Господии фон Вессениг осклабился и от удовольствия даже привстал на стременах.
– А ну-ка, угадай, – сказал он, – а мы поглядим, мастер ли ты угадывать. Итак, кто же прислал это письмецо? – Он понимающе подмигнул господину фон Румплеру. Каспар потупился.
На него внезапно пахнуло воздухом снов, надежда обласкала его, скрасила тусклое течение дней. Из смутной пелены сновидения явилась женщина со скорбным лицом и теперь парила впереди их коней. Каспар поднял глаза и дрожащими губами произнес:
– Не от моей ли матери это письмо?
Ротмистр нахмурился; может, ему показалось, что не стоит заходить так далеко в этой шутке, но, подавив в себе честный порыв, похлопал Каспара по плечу и крикнул:
– Отгадал, черт тебя возьми, отгадал! Но больше я тебе, дружок, ни слова не скажу, а то мне еще, пожалуй, нагорит. – Он покрепче уселся в седле и ускакал.

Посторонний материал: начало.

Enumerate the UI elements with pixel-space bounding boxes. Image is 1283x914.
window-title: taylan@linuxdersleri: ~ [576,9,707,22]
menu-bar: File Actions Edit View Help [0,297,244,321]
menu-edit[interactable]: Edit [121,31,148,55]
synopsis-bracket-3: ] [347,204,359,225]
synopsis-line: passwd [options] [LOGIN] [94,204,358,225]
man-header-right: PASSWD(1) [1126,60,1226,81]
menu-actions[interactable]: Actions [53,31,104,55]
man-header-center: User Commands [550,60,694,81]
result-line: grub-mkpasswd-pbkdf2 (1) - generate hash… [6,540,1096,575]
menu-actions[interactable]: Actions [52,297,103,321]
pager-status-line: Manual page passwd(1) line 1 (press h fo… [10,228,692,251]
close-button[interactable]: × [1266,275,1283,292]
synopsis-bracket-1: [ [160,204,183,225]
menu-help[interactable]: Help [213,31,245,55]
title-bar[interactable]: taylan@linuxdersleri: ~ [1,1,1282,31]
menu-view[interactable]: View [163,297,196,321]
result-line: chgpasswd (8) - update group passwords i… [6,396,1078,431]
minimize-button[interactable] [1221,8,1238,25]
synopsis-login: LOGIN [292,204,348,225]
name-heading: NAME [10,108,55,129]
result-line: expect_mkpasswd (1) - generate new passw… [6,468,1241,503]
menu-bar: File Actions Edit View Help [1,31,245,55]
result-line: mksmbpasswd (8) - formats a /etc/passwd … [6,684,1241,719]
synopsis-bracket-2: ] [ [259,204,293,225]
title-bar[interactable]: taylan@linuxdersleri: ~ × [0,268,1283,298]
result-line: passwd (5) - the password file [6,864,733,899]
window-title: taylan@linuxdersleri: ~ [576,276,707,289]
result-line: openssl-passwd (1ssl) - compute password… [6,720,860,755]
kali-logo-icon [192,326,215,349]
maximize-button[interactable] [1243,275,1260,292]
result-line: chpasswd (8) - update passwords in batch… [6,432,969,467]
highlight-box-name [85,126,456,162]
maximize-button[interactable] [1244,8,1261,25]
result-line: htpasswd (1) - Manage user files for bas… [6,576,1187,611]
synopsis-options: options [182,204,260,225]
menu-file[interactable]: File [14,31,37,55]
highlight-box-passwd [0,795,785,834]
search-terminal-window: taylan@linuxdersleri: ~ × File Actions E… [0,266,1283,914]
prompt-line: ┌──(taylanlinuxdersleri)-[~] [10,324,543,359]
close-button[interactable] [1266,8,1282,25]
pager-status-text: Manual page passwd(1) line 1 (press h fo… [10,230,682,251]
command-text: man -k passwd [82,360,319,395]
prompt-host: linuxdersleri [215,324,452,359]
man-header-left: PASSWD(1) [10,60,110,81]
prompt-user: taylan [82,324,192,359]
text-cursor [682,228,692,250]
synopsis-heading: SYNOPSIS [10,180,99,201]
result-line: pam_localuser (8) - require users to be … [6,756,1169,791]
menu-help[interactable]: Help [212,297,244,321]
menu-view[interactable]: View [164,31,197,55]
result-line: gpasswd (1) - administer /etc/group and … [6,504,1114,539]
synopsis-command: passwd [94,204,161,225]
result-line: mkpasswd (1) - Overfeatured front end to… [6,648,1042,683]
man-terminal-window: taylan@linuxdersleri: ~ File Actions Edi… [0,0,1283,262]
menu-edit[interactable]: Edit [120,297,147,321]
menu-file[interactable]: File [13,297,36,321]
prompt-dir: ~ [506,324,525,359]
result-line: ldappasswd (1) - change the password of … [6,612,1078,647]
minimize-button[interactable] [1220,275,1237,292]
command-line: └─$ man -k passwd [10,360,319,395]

Через четверть часа Каспар чуть ли не в беспамятстве воротился домой. Семейство Даумеров уже сидело за столом. Все вопросительно на него уставились, Анна же непроизвольно встала, когда Каспар – на лбу его блестели капельки пота – подошел к креслу ее брата и из глотки его вырвался хриплый ликующий крик:
– Господин ротмистр получил письмо от моей матери!
Даумер в удивлении покачал головой. Он попытался разъяснить Каспару, что здесь имеет место какое-то недоразумение или ошибка: мать и сестра по мере сил его поддержали. Увы, тщетно. Каспар, молитвенно сложив руки, просил Даумера отправиться вместе с ним к Вессенигу. Даумер наотрез отказался, но волнение Каспара все возрастало, и Даумер сказал, что пойдет к Вессенигу один. Быстро доев то, что было на тарелке, он схватил пальто, шляпу и вышел.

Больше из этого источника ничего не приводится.